A computation of the results of contested elections throughout the three countries shows that the Tories and Liberal Unionists together had a majority of not more than 70,000 over the Liberals and Irish Nationalists, out of an aggregate poll of nearly 2,700,000. The uncontested constituencies nearly balanced one another, for 101 Tories and Liberal Unionists were returned unopposed, and 103 Liberals and Parnellites. It should, however, be recollected that in the case of Irish constituencies, if polled out, the majorities for a Home Rule policy would be vastly greater in proportion than the majorities against it in English uncontested constituencies. If, there

fore, the aggregate voting power could be fairly weighed throughout all the constituencies, it is doubtful whether the majority could fairly be considered as adverse to Home Rule.
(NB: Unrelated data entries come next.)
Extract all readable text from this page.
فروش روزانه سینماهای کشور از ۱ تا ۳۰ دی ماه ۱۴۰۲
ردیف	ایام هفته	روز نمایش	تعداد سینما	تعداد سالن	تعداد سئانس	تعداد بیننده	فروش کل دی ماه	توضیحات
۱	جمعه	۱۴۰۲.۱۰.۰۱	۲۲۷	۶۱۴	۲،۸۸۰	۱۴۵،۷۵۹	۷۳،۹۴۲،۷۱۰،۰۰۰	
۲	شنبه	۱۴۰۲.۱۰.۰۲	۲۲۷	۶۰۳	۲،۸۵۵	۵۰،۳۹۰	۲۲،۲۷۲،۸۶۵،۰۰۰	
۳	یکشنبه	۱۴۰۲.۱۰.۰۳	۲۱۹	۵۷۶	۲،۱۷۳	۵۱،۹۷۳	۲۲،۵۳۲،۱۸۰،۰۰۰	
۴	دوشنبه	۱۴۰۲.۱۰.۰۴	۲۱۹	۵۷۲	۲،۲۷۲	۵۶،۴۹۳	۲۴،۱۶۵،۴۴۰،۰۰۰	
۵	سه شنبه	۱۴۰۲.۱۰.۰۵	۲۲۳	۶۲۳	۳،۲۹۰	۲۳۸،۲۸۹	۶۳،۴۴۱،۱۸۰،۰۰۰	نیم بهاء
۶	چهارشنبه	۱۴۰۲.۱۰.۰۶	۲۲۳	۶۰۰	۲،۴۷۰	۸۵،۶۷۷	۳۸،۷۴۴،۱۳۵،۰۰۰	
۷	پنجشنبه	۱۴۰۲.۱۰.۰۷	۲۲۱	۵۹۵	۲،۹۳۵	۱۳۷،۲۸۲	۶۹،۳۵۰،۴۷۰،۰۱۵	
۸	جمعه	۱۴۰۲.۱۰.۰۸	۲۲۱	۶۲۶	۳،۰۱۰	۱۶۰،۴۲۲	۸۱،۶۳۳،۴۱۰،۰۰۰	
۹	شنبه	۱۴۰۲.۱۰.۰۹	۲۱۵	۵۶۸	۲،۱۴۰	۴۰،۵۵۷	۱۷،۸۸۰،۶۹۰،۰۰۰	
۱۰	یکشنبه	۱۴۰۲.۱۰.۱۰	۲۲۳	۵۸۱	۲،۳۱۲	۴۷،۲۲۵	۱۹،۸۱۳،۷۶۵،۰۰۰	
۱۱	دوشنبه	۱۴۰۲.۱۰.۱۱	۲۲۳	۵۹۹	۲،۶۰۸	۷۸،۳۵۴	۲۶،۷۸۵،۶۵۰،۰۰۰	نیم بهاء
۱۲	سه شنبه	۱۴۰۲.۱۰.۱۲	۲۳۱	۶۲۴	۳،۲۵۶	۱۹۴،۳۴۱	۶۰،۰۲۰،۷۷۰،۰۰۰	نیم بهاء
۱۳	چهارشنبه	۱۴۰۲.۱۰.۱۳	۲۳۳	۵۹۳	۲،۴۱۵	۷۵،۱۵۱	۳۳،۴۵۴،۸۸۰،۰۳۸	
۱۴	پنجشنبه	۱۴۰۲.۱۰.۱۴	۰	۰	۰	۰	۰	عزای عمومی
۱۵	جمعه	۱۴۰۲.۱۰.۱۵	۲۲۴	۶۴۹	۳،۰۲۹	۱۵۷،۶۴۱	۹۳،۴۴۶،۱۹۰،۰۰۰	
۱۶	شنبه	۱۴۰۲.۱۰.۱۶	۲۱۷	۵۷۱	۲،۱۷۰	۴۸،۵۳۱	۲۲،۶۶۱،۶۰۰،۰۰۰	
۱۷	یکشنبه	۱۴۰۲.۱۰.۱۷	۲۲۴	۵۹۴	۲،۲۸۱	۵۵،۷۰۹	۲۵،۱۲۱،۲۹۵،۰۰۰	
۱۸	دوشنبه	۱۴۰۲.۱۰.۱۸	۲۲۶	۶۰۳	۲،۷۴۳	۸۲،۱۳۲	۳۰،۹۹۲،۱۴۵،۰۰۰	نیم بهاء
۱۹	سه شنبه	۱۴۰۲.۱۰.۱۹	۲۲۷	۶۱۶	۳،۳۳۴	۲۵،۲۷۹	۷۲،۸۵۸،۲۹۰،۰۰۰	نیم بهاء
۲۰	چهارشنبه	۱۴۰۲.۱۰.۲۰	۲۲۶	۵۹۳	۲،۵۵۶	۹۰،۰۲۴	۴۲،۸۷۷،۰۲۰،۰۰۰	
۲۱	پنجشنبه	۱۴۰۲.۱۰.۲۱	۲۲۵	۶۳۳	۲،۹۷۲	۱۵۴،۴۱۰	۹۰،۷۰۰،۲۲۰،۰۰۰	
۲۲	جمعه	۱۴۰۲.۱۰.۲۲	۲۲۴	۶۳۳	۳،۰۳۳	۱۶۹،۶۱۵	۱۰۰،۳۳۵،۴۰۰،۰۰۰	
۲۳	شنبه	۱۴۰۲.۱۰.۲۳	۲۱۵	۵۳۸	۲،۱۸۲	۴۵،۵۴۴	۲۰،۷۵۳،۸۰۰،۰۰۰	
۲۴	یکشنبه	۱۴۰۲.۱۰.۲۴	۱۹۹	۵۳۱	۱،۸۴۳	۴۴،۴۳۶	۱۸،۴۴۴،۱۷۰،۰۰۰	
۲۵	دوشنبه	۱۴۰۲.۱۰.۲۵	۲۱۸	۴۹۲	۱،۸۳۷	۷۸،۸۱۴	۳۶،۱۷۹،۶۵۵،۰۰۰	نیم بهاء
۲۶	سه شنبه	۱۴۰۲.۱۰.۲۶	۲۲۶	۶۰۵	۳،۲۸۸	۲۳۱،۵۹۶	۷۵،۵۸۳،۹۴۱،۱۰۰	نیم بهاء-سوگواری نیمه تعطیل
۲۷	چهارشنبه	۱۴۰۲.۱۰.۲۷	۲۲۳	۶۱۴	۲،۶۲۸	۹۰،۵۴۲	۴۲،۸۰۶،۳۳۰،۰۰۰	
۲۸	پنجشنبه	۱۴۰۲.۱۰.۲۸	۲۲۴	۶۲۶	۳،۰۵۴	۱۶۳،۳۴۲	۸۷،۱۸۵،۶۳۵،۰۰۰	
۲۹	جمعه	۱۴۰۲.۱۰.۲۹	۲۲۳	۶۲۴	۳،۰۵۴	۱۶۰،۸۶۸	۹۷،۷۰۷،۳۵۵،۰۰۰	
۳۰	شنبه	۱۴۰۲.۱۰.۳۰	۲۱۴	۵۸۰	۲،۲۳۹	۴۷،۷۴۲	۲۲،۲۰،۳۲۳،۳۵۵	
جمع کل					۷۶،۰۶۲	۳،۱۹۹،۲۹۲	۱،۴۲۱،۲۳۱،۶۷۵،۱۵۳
In the contested constituencies it appears that the number of Liberals who transferred their votes on this occasion to Tory candidates or to Liberal Unionists did not much exceed 50,000, and that about 200,000 Liberals abstained from voting. A large number of voters abstained from indifferentism rather than from real hostility to Home Rule. The actual defections, therefore, of voters from the Liberal party cannot be estimated at more than ten per cent.

In the new Parliament the Tories and the Dissentient Liberals combined have a majority of 118. It is obvious, therefore, that the election has resulted in a majority of members against the Irish policy far greater than the majority of actual voters. The Dissentient Liberals especially are greatly over-represented. They are from 70 to 75 in number. Their true proportion should not be above 30. The excess in both cases is due in part to the split among the Liberals, and to the particular tactics referred to, and in part also to the fact that, under the system of one-membered constituencies, the verdict of the majority is accentuated, and the majority of members will probably always be larger in proportion than the majority of voters. It is often said that further discussion of the Irish question would have resulted in a still greater majority against Home Rule. Where, however, the subject was most fully discussed on the platform, where the Dissentient Liberals, and their allies the Tories, had the amplest opportunity of laying their case before the electors, they met with the heaviest reverses. No one can doubt that at Edinburgh the case on both sides was most fully argued. The Unionists had the daily advantage of many most able speeches of Mr. Goschen, of the constant support of the foremost of Scotch papers, which had the field to itself; yet even there the verdict of the voters was overwhelmingly in favour of Home Rule; and the same division of the city, which in November 1885 had returned Mr. Goschen by a majority of over 2,000, after a prolonged platform controversy with Mr. Chamberlain, rejected him by as large a majority in favour of Home Rule. It is impossible to suppose that the voters were influenced only by Mr. Gladstone's great personality. What influenced them is stated to have been a real conviction in favour of the Home Rule policy, after hearing the full case on both sides, and the inability of Mr. Goschen to suggest an alternative policy other than Coercion. The same remarks apply to Glasgow; to Paisley, where Lord Hartington and Mr. Goschen used their utmost exertions; to Cardiff, where Lord Hartington and Mr. Chamberlain in vain endeavoured to turn out Sir E. Reed; to Darlington, and to North Derbyshire. In all these cases the objections to the Irish policy were most fully expounded by its ablest opponents, and under the best advantages, but without success.